Low sensitivity to interest rates was always going to be the Fed’s Achilles heel because its key policy tool is less effective at restraining demand in a timely manner. It also increases the possibility that monetary policy lags have lengthened, increasing the uncertainty over the level at which interest rates become restrictive. The Fed do not think they are at the right level yet.
With every step up in interest rates, the risk that something within the financial system breaks has only grown more plausible. A decade of ultra-low interest rates was also likely to have led to investor complacency and the mispricing of long-term risk. This has now started to come to fruition.
During the course of last year there was gathering evidence that risks were building up within the financial system. The implosion of the crypto industry following the collapse of a leading exchange, FTX, was the first casualty. Liz Truss’s ill-fated budget was another. Last month’s collapse of Silicon Valley Bank, Signature Bank and Credit Suisse are the most obvious casualties of the central bankers’ quest for price stability.

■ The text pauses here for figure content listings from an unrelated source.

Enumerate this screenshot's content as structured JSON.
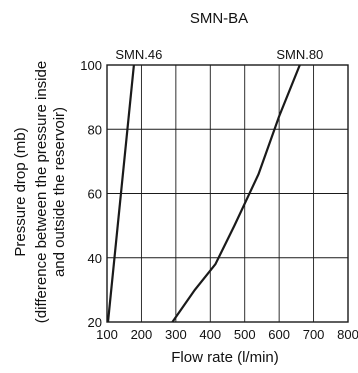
{
  "chart_data": {
    "type": "line",
    "title": "SMN-BA",
    "xlabel": "Flow rate (l/min)",
    "ylabel_lines": [
      "Pressure drop (mb)",
      "(difference between the pressure inside",
      "and outside the reservoir)"
    ],
    "xlim": [
      100,
      800
    ],
    "ylim": [
      20,
      100
    ],
    "x_ticks": [
      100,
      200,
      300,
      400,
      500,
      600,
      700,
      800
    ],
    "y_ticks": [
      20,
      40,
      60,
      80,
      100
    ],
    "grid": true,
    "series": [
      {
        "name": "SMN.46",
        "points": [
          [
            103,
            20
          ],
          [
            178,
            100
          ]
        ]
      },
      {
        "name": "SMN.80",
        "points": [
          [
            290,
            20
          ],
          [
            355,
            30
          ],
          [
            415,
            38
          ],
          [
            470,
            50
          ],
          [
            540,
            66
          ],
          [
            600,
            84
          ],
          [
            660,
            100
          ]
        ]
      }
    ]
  }
}
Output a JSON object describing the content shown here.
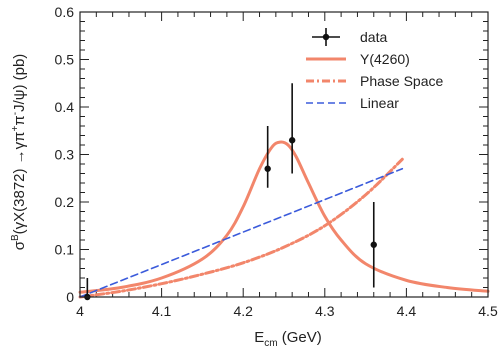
{
  "chart_data": {
    "type": "line",
    "title": "",
    "xlabel": "E",
    "xlabel_sub": "cm",
    "xlabel_unit": " (GeV)",
    "ylabel": "σ",
    "ylabel_sup": "B",
    "ylabel_rest": "(γX(3872) →γπ",
    "ylabel_sup2": "+",
    "ylabel_rest2": "π",
    "ylabel_sup3": "-",
    "ylabel_rest3": "J/ψ) (pb)",
    "xlim": [
      4.0,
      4.5
    ],
    "ylim": [
      0.0,
      0.6
    ],
    "xticks": [
      {
        "value": 4.0,
        "label": "4"
      },
      {
        "value": 4.1,
        "label": "4.1"
      },
      {
        "value": 4.2,
        "label": "4.2"
      },
      {
        "value": 4.3,
        "label": "4.3"
      },
      {
        "value": 4.4,
        "label": "4.4"
      },
      {
        "value": 4.5,
        "label": "4.5"
      }
    ],
    "yticks": [
      {
        "value": 0.0,
        "label": "0"
      },
      {
        "value": 0.1,
        "label": "0.1"
      },
      {
        "value": 0.2,
        "label": "0.2"
      },
      {
        "value": 0.3,
        "label": "0.3"
      },
      {
        "value": 0.4,
        "label": "0.4"
      },
      {
        "value": 0.5,
        "label": "0.5"
      },
      {
        "value": 0.6,
        "label": "0.6"
      }
    ],
    "grid": false,
    "legend_position": "top-right",
    "series": [
      {
        "name": "data",
        "kind": "errorbar",
        "color": "#111111",
        "points": [
          {
            "x": 4.009,
            "y": 0.0,
            "yerr_low": 0.0,
            "yerr_high": 0.04
          },
          {
            "x": 4.23,
            "y": 0.27,
            "yerr_low": 0.04,
            "yerr_high": 0.09
          },
          {
            "x": 4.26,
            "y": 0.33,
            "yerr_low": 0.07,
            "yerr_high": 0.12
          },
          {
            "x": 4.36,
            "y": 0.11,
            "yerr_low": 0.09,
            "yerr_high": 0.09
          }
        ]
      },
      {
        "name": "Y(4260)",
        "kind": "line",
        "style": "solid",
        "color": "#f2866b",
        "x": [
          4.0,
          4.05,
          4.1,
          4.15,
          4.18,
          4.2,
          4.22,
          4.235,
          4.245,
          4.255,
          4.265,
          4.28,
          4.3,
          4.32,
          4.35,
          4.4,
          4.45,
          4.5
        ],
        "y": [
          0.01,
          0.02,
          0.04,
          0.08,
          0.13,
          0.19,
          0.27,
          0.315,
          0.326,
          0.32,
          0.295,
          0.24,
          0.17,
          0.12,
          0.07,
          0.035,
          0.02,
          0.012
        ]
      },
      {
        "name": "Phase Space",
        "kind": "line",
        "style": "dashdot",
        "color": "#f2866b",
        "x": [
          4.0,
          4.05,
          4.1,
          4.15,
          4.2,
          4.25,
          4.3,
          4.35,
          4.395
        ],
        "y": [
          0.0,
          0.012,
          0.028,
          0.048,
          0.072,
          0.105,
          0.15,
          0.215,
          0.29
        ]
      },
      {
        "name": "Linear",
        "kind": "line",
        "style": "dashed",
        "color": "#3b5bdb",
        "x": [
          4.0,
          4.395
        ],
        "y": [
          0.0,
          0.27
        ]
      }
    ]
  }
}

In the US, regulators not only guaranteed all deposits (including uninsured) of the banks in receivership, but they also launched a new temporary lending programme that allows banks to borrow from the Federal Reserve using the par value of treasury bonds as collateral. Given the large unrealised losses across the banking system associated with treasury bond holdings, such a programme has proved successful in arresting the near-term financial stress.
Even so, financial conditions are likely to continue tightening and could still tip the economy into a recession for two main reasons. First, as inflation continues to head lower, real interest rates will mechanically move higher as inflation is expected to fall a lot faster than interest rates. By the second half of the year, real interest rates in the US are likely to be between 1-2% – a level that typically leads to a significant slowdown in demand.
Second, banks are likely to pull back from lending in response to higher funding costs (as deposits continue migrating to money market mutual funds in search of higher returns) and more prudent balance sheet management (in response to rising delinquencies and defaults). This is likely to be particularly true for regional banks, which play an outsized role in providing roughly 40% of all loans to the US economy and approximately 70% of loans to the commercial real estate market.
Central banks have therefore arrested a fast-moving outflow in deposits for the majority of these regional banks, but are unlikely to do much to avert the slow-moving credit tightening that is now underway.
As we look to the end of 2023, there continues to be a wide range of positive and negative potential outcomes. On the downside, credit availability is falling and inflation could also remain resilient – mark-ups continue to surprise on the upside as global businesses seem to be successfully pursuing price over volume strategies. On the upside, a pause and then a cut in US interest rates could lead to a huge sigh of relief across the world and breathe fresh life into financial markets. Whilst we do not expect a rate cut from the Fed next Wednesday, we are interested to hear what Chairman Powell has to say. In the meantime, we are building exposure to less volatile areas of the equity market and investing in stocks with strong revenues and high levels of positive cashflow that we expect to benefit if credit conditions should deteriorate further in the short term.
This is a summary of what our investment team have been working on, and away from this we do all hope that you are keeping well. Have a lovely weekend.